Short for ‘Data to Feed OLMo’s Appetite’, Dolma dataset contains 3 trillion tokens derived from web content, academic publications, code, books, and encyclopedic materials.
Heaptalk, Jakarta — Seattle-based non-profit research institute, The Allen Institute for AI (AI2), introduced a massive open dataset Dolma for training language models. The dataset is part of its open language model project called OLMo which has been started in March 2023.
Short for ‘Data to Feed OLMo’s Appetite’, Dolma contains 3 trillion tokens derived from web content, academic publications, code, books, and encyclopedic materials. As an open-source, this dataset is available for the AI researcher community on the Hugging Face. AI2 claimed that Dolma is the largest open dataset thus far.
“Dolma differentiates itself from other datasets on two key aspects. First, it is significantly larger than other open datasets. Second, it is released under AI2’s ImpACT license, which was designed to balance ease of access with mitigation of potential risk in distributing large datasets,” AI2 explained on its official blog.
Dolma is constructed by converting raw data from multiple sources into clean, plain-text documents. The process included two categories of data processing steps, namely source-specific and source-agnostic. These steps ensure the data collection adheres to a consistent structure and meets ethical and privacy standards.
Prohibited for military surveillance or generating disinformation
To produce this dataset, AI2 has established several criteria, spanning openness, representativeness, size, reproducibility, and risk mitigation. The research institute is optimistic that its approach to Dolma is the most appropriate for its first experiments in large-scale language modeling. However, that does not mean this approach is the best or the only way.

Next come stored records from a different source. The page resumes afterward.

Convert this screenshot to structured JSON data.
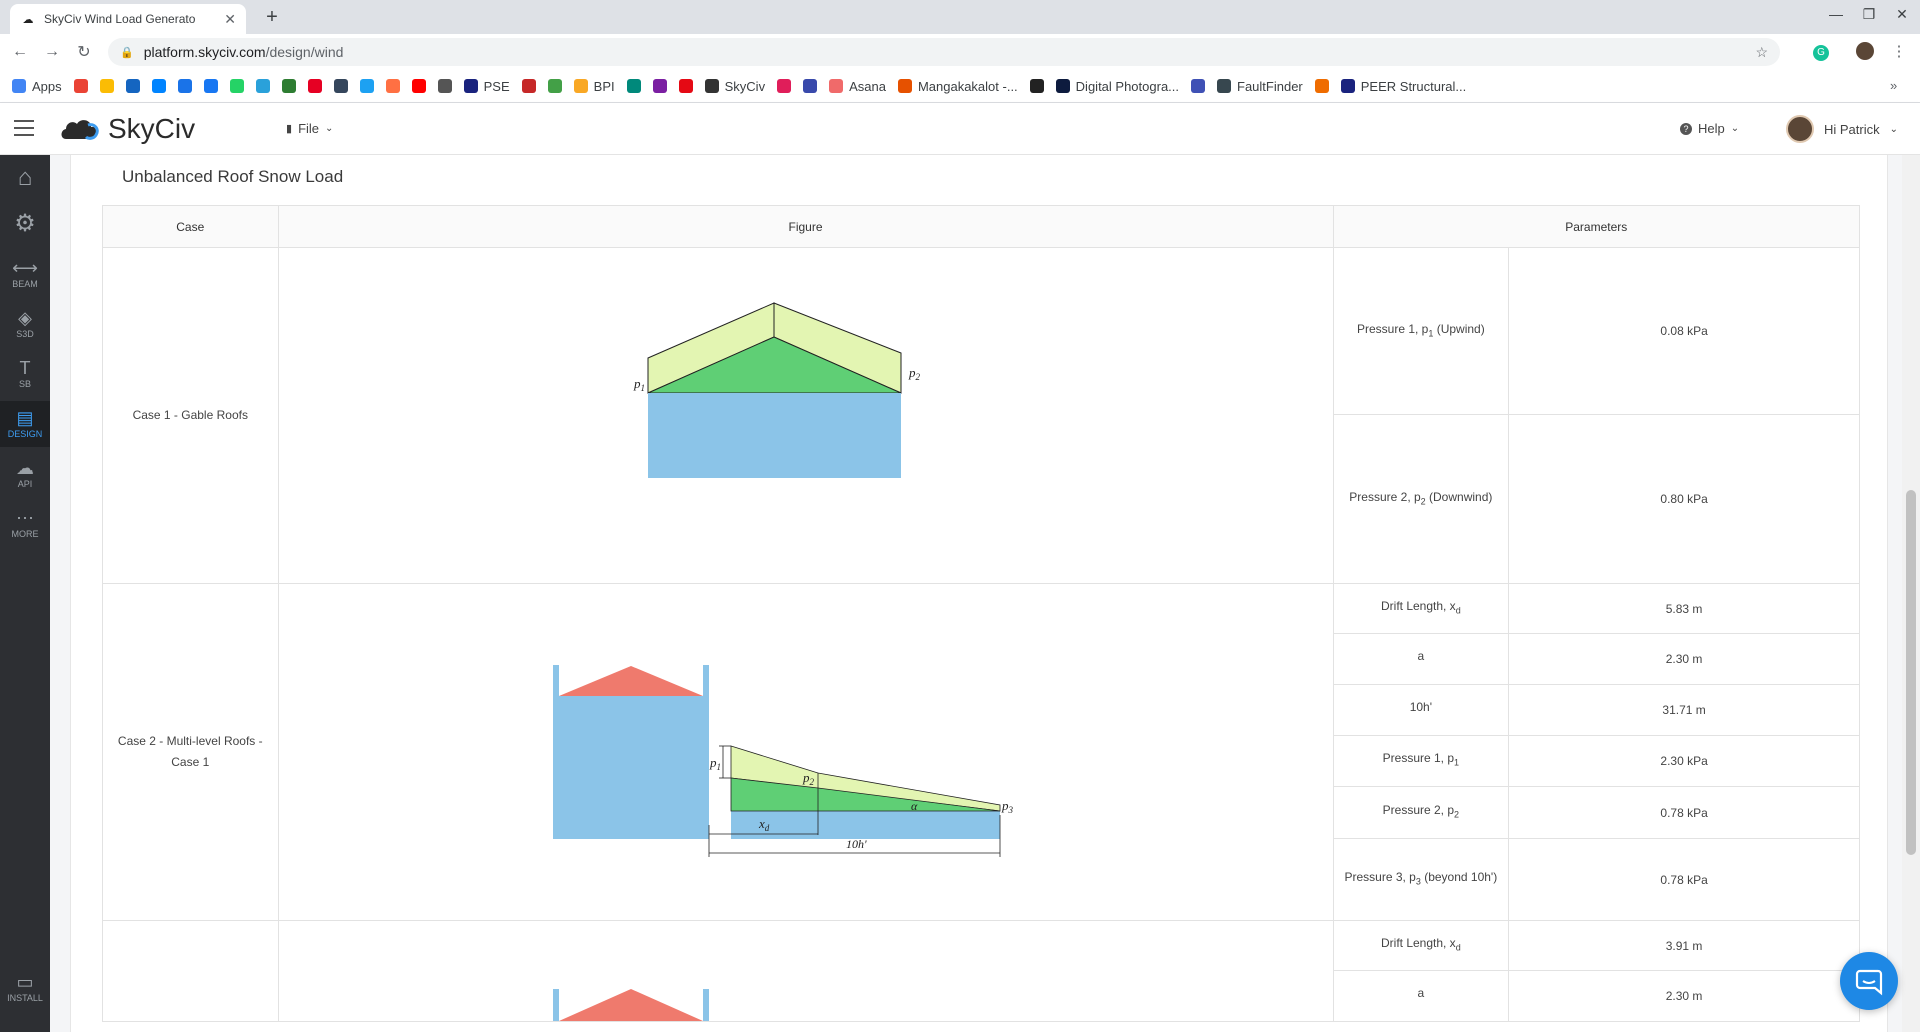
{
  "browser": {
    "tab_title": "SkyCiv Wind Load Generato",
    "url_host": "platform.skyciv.com",
    "url_path": "/design/wind",
    "bookmarks": [
      {
        "label": "Apps",
        "icon": "apps-grid-icon",
        "color": "#4285f4"
      },
      {
        "label": "",
        "icon": "gmail-icon",
        "color": "#ea4335"
      },
      {
        "label": "",
        "icon": "drive-icon",
        "color": "#fbbc04"
      },
      {
        "label": "",
        "icon": "mail-icon",
        "color": "#1565c0"
      },
      {
        "label": "",
        "icon": "messenger-icon",
        "color": "#0084ff"
      },
      {
        "label": "",
        "icon": "chat-icon",
        "color": "#1a73e8"
      },
      {
        "label": "",
        "icon": "facebook-icon",
        "color": "#1877f2"
      },
      {
        "label": "",
        "icon": "whatsapp-icon",
        "color": "#25d366"
      },
      {
        "label": "",
        "icon": "telegram-icon",
        "color": "#2aa1da"
      },
      {
        "label": "",
        "icon": "bookmark-icon",
        "color": "#2e7d32"
      },
      {
        "label": "",
        "icon": "pinterest-icon",
        "color": "#e60023"
      },
      {
        "label": "",
        "icon": "tumblr-icon",
        "color": "#35465c"
      },
      {
        "label": "",
        "icon": "twitter-icon",
        "color": "#1da1f2"
      },
      {
        "label": "",
        "icon": "bookmark-icon",
        "color": "#ff7043"
      },
      {
        "label": "",
        "icon": "youtube-icon",
        "color": "#ff0000"
      },
      {
        "label": "",
        "icon": "bookmark-icon",
        "color": "#555555"
      },
      {
        "label": "PSE",
        "icon": "pse-icon",
        "color": "#1a237e"
      },
      {
        "label": "",
        "icon": "bookmark-icon",
        "color": "#c62828"
      },
      {
        "label": "",
        "icon": "bookmark-icon",
        "color": "#43a047"
      },
      {
        "label": "BPI",
        "icon": "bpi-icon",
        "color": "#f9a825"
      },
      {
        "label": "",
        "icon": "bookmark-icon",
        "color": "#00897b"
      },
      {
        "label": "",
        "icon": "bookmark-icon",
        "color": "#7b1fa2"
      },
      {
        "label": "",
        "icon": "netflix-icon",
        "color": "#e50914"
      },
      {
        "label": "SkyCiv",
        "icon": "skyciv-icon",
        "color": "#333333"
      },
      {
        "label": "",
        "icon": "slack-icon",
        "color": "#e01e5a"
      },
      {
        "label": "",
        "icon": "bookmark-icon",
        "color": "#3949ab"
      },
      {
        "label": "Asana",
        "icon": "asana-icon",
        "color": "#f06a6a"
      },
      {
        "label": "Mangakakalot -...",
        "icon": "bookmark-icon",
        "color": "#e65100"
      },
      {
        "label": "",
        "icon": "wix-icon",
        "color": "#222222"
      },
      {
        "label": "Digital Photogra...",
        "icon": "bookmark-icon",
        "color": "#0d1b3e"
      },
      {
        "label": "",
        "icon": "bookmark-icon",
        "color": "#3f51b5"
      },
      {
        "label": "FaultFinder",
        "icon": "faultfinder-icon",
        "color": "#37474f"
      },
      {
        "label": "",
        "icon": "bookmark-icon",
        "color": "#ef6c00"
      },
      {
        "label": "PEER Structural...",
        "icon": "info-icon",
        "color": "#1a237e"
      }
    ]
  },
  "app": {
    "logo_text": "SkyCiv",
    "file_menu": "File",
    "help_menu": "Help",
    "user_greeting": "Hi Patrick"
  },
  "sidebar": {
    "items": [
      {
        "label": "",
        "icon": "home-icon"
      },
      {
        "label": "",
        "icon": "gear-icon"
      },
      {
        "label": "BEAM",
        "icon": "beam-icon"
      },
      {
        "label": "S3D",
        "icon": "cube-icon"
      },
      {
        "label": "SB",
        "icon": "text-icon"
      },
      {
        "label": "DESIGN",
        "icon": "document-icon"
      },
      {
        "label": "API",
        "icon": "cloud-icon"
      },
      {
        "label": "MORE",
        "icon": "more-icon"
      }
    ],
    "install_label": "INSTALL"
  },
  "section": {
    "title": "Unbalanced Roof Snow Load",
    "headers": {
      "case": "Case",
      "figure": "Figure",
      "parameters": "Parameters"
    },
    "cases": [
      {
        "name": "Case 1 - Gable Roofs",
        "params": [
          {
            "label": "Pressure 1, p",
            "sub": "1",
            "suffix": " (Upwind)",
            "value": "0.08 kPa"
          },
          {
            "label": "Pressure 2, p",
            "sub": "2",
            "suffix": " (Downwind)",
            "value": "0.80 kPa"
          }
        ],
        "figure_labels": {
          "p1": "p",
          "p1_sub": "1",
          "p2": "p",
          "p2_sub": "2"
        }
      },
      {
        "name": "Case 2 - Multi-level Roofs - Case 1",
        "params": [
          {
            "label": "Drift Length, x",
            "sub": "d",
            "suffix": "",
            "value": "5.83 m"
          },
          {
            "label": "a",
            "sub": "",
            "suffix": "",
            "value": "2.30 m"
          },
          {
            "label": "10h'",
            "sub": "",
            "suffix": "",
            "value": "31.71 m"
          },
          {
            "label": "Pressure 1, p",
            "sub": "1",
            "suffix": "",
            "value": "2.30 kPa"
          },
          {
            "label": "Pressure 2, p",
            "sub": "2",
            "suffix": "",
            "value": "0.78 kPa"
          },
          {
            "label": "Pressure 3, p",
            "sub": "3",
            "suffix": " (beyond 10h')",
            "value": "0.78 kPa"
          }
        ],
        "figure_labels": {
          "p1": "p",
          "p1_sub": "1",
          "p2": "p",
          "p2_sub": "2",
          "p3": "p",
          "p3_sub": "3",
          "xd": "x",
          "xd_sub": "d",
          "alpha": "α",
          "tenh": "10h'"
        }
      },
      {
        "name": "",
        "params": [
          {
            "label": "Drift Length, x",
            "sub": "d",
            "suffix": "",
            "value": "3.91 m"
          },
          {
            "label": "a",
            "sub": "",
            "suffix": "",
            "value": "2.30 m"
          }
        ]
      }
    ]
  },
  "colors": {
    "snow_light": "#e3f5b2",
    "snow_dark": "#5fcf75",
    "building": "#8bc4e8",
    "roof_red": "#ef7a6d",
    "accent": "#3d9cf0",
    "chat": "#1e88e5"
  }
}
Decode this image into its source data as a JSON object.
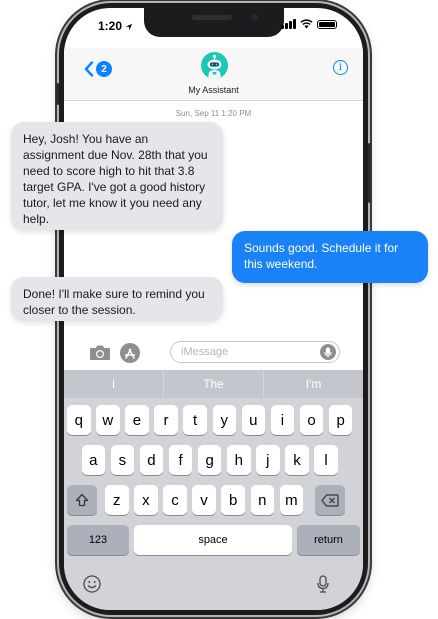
{
  "status": {
    "time": "1:20"
  },
  "nav": {
    "back_count": "2",
    "contact_name": "My Assistant"
  },
  "timestamp": "Sun, Sep 11 1:20 PM",
  "messages": [
    {
      "from": "assistant",
      "text": "Hey, Josh! You have an assignment due Nov. 28th that you need to score high to hit that 3.8 target GPA. I've got a good history tutor, let me know it you need any help."
    },
    {
      "from": "user",
      "text": "Sounds good. Schedule it for this weekend."
    },
    {
      "from": "assistant",
      "text": "Done! I'll make sure to remind you closer to the session."
    }
  ],
  "input": {
    "placeholder": "iMessage"
  },
  "keyboard": {
    "suggestions": [
      "I",
      "The",
      "I'm"
    ],
    "row1": [
      "q",
      "w",
      "e",
      "r",
      "t",
      "y",
      "u",
      "i",
      "o",
      "p"
    ],
    "row2": [
      "a",
      "s",
      "d",
      "f",
      "g",
      "h",
      "j",
      "k",
      "l"
    ],
    "row3": [
      "z",
      "x",
      "c",
      "v",
      "b",
      "n",
      "m"
    ],
    "numbers_label": "123",
    "space_label": "space",
    "return_label": "return"
  },
  "colors": {
    "accent": "#1a82f7",
    "incoming": "#e6e6ea",
    "keyboard_bg": "#d1d3d9"
  },
  "icons": [
    "back-chevron-icon",
    "bot-avatar",
    "info-icon",
    "camera-icon",
    "app-store-icon",
    "microphone-icon",
    "shift-icon",
    "delete-icon",
    "emoji-icon",
    "dictation-icon"
  ]
}
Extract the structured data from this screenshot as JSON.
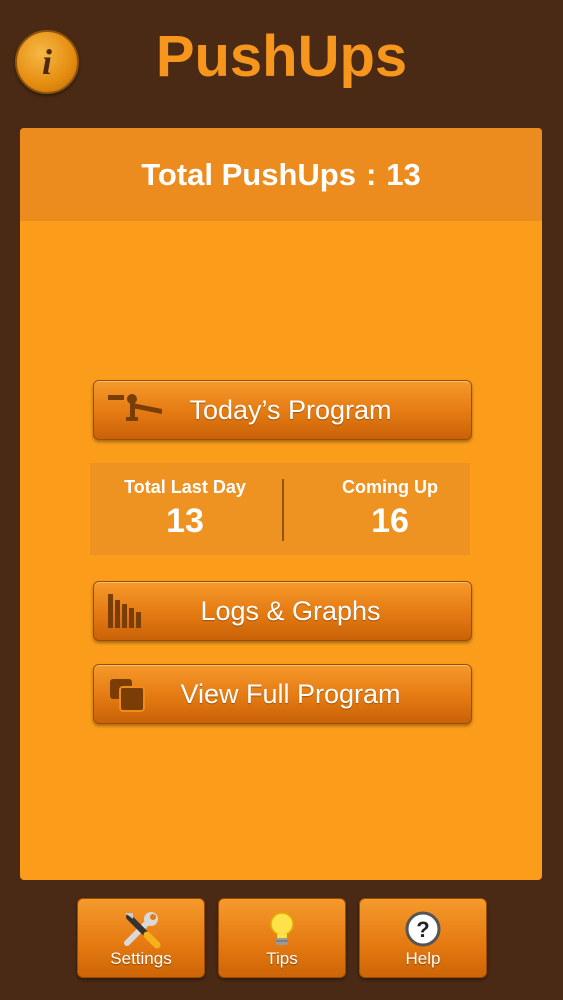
{
  "header": {
    "info_symbol": "i",
    "title": "PushUps"
  },
  "summary": {
    "total_label": "Total PushUps",
    "separator": ":",
    "total_value": "13"
  },
  "actions": {
    "todays_program": "Today’s Program",
    "logs_graphs": "Logs & Graphs",
    "view_full_program": "View Full Program"
  },
  "stats": {
    "last_day_label": "Total Last Day",
    "last_day_value": "13",
    "coming_up_label": "Coming Up",
    "coming_up_value": "16"
  },
  "tabs": [
    {
      "label": "Settings",
      "icon": "tools-icon"
    },
    {
      "label": "Tips",
      "icon": "lightbulb-icon"
    },
    {
      "label": "Help",
      "icon": "question-icon"
    }
  ],
  "colors": {
    "background": "#4a2a14",
    "accent": "#f6961c",
    "card": "#fb9d1b"
  }
}
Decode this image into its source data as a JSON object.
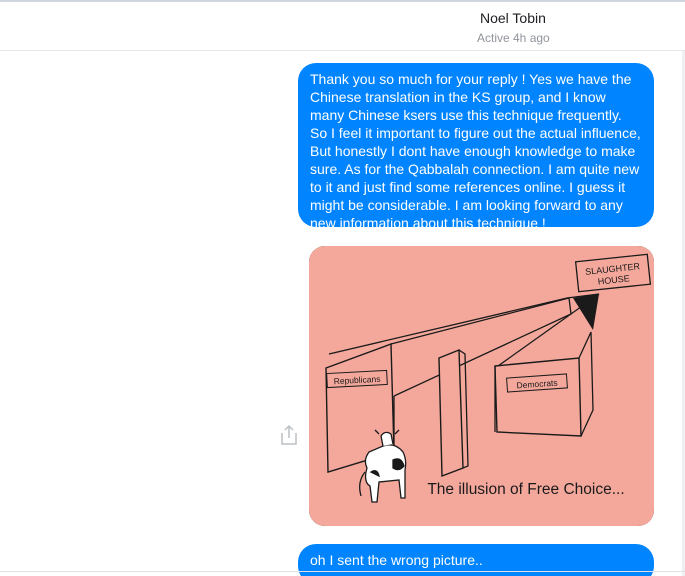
{
  "header": {
    "name": "Noel Tobin",
    "status": "Active 4h ago"
  },
  "messages": [
    {
      "text": "Thank you so much for your reply ! Yes we have the Chinese translation in the KS group, and I know many Chinese ksers use this technique frequently. So I feel it important to figure out the actual influence, But honestly I dont have enough knowledge to make sure. As for the Qabbalah connection. I am quite new to it and just find some references online. I guess it might be considerable. I am looking forward to any new information about this technique !"
    },
    {
      "image": {
        "labels": {
          "slaughter_house": [
            "SLAUGHTER",
            "HOUSE"
          ],
          "left_wall": "Republicans",
          "right_wall": "Democrats",
          "caption": "The illusion of Free Choice..."
        },
        "colors": {
          "background": "#f4a89c",
          "ink": "#1a1a1a"
        }
      }
    },
    {
      "text": "oh I sent the wrong picture.."
    }
  ],
  "icons": {
    "share": "share-icon"
  },
  "colors": {
    "bubble": "#0084ff",
    "bubble_text": "#ffffff",
    "status": "#90949c"
  }
}
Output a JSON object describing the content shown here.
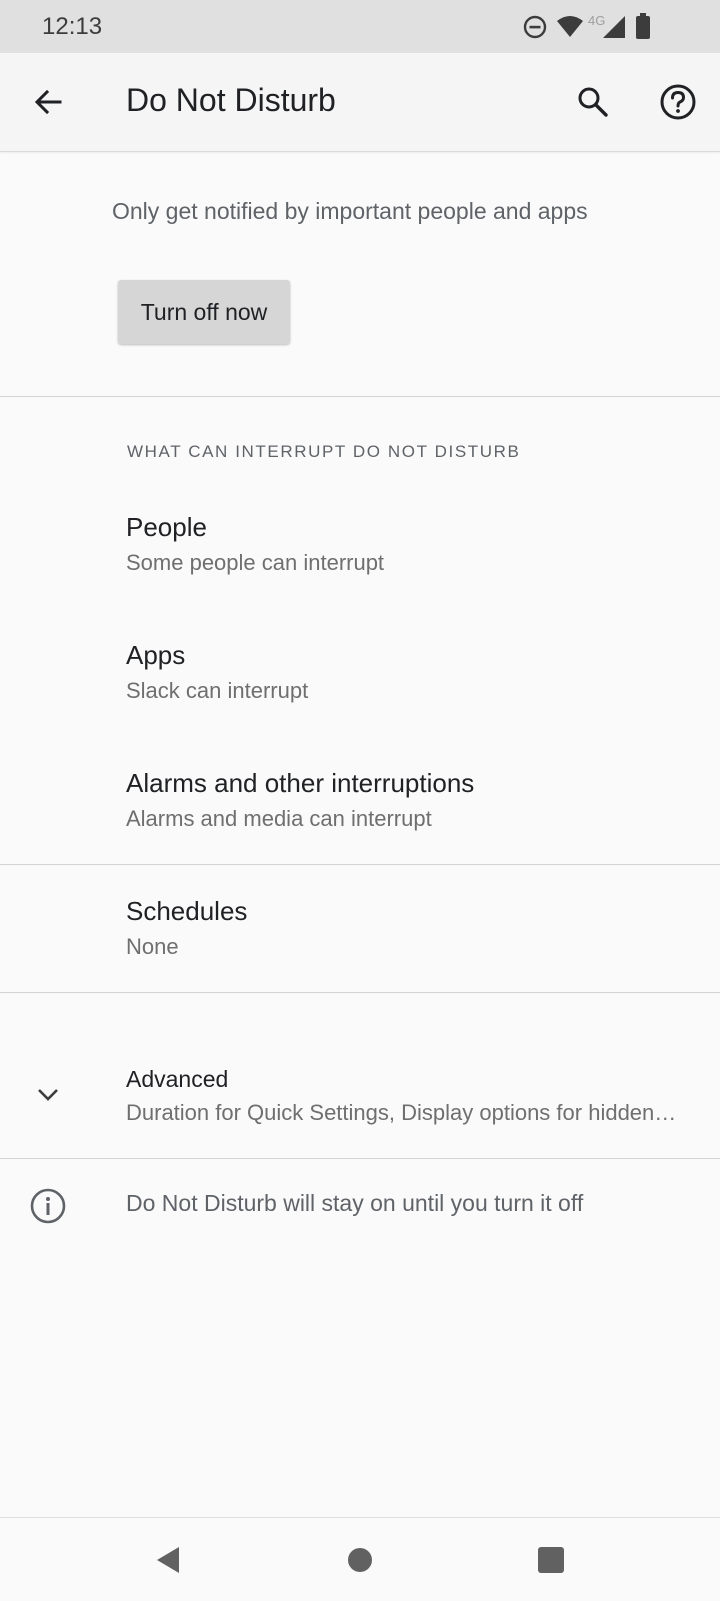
{
  "status_bar": {
    "time": "12:13",
    "network_label": "4G",
    "icons": [
      "dnd-icon",
      "wifi-icon",
      "signal-icon",
      "battery-icon"
    ]
  },
  "app_bar": {
    "title": "Do Not Disturb",
    "icons": [
      "back-arrow-icon",
      "search-icon",
      "help-icon"
    ]
  },
  "intro": {
    "text": "Only get notified by important people and apps",
    "button_label": "Turn off now"
  },
  "section": {
    "header": "WHAT CAN INTERRUPT DO NOT DISTURB",
    "items": [
      {
        "title": "People",
        "summary": "Some people can interrupt"
      },
      {
        "title": "Apps",
        "summary": "Slack can interrupt"
      },
      {
        "title": "Alarms and other interruptions",
        "summary": "Alarms and media can interrupt"
      }
    ]
  },
  "schedules": {
    "title": "Schedules",
    "summary": "None"
  },
  "advanced": {
    "title": "Advanced",
    "summary": "Duration for Quick Settings, Display options for hidden notifications",
    "icon": "chevron-down-icon"
  },
  "footer_info": {
    "text": "Do Not Disturb will stay on until you turn it off",
    "icon": "info-icon"
  },
  "nav_bar": {
    "icons": [
      "nav-back-icon",
      "nav-home-icon",
      "nav-recents-icon"
    ]
  },
  "colors": {
    "status_bar_bg": "#e0e0e0",
    "app_bar_bg": "#f5f5f5",
    "page_bg": "#fafafa",
    "button_bg": "#d6d6d6",
    "primary_text": "#202124",
    "secondary_text": "#5f6368"
  }
}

Further, under the AI2’s ImpACT license, researchers must comply with the following conditions, including providing their contact information and stating their intended use case for accessing Dolma, disclosing the creation of any derivative based on Dolma, and distributing derivatives under the same restrictions as the impact license. Additionally, researchers agree not to leverage Dolma in a range of prohibited uses such as military surveillance or generating disinformation.
“In fact, we are excited for future research into curating language modeling corpora, and we hope Dolma dataset and tools to be valuable starting points for future research,” added AI2.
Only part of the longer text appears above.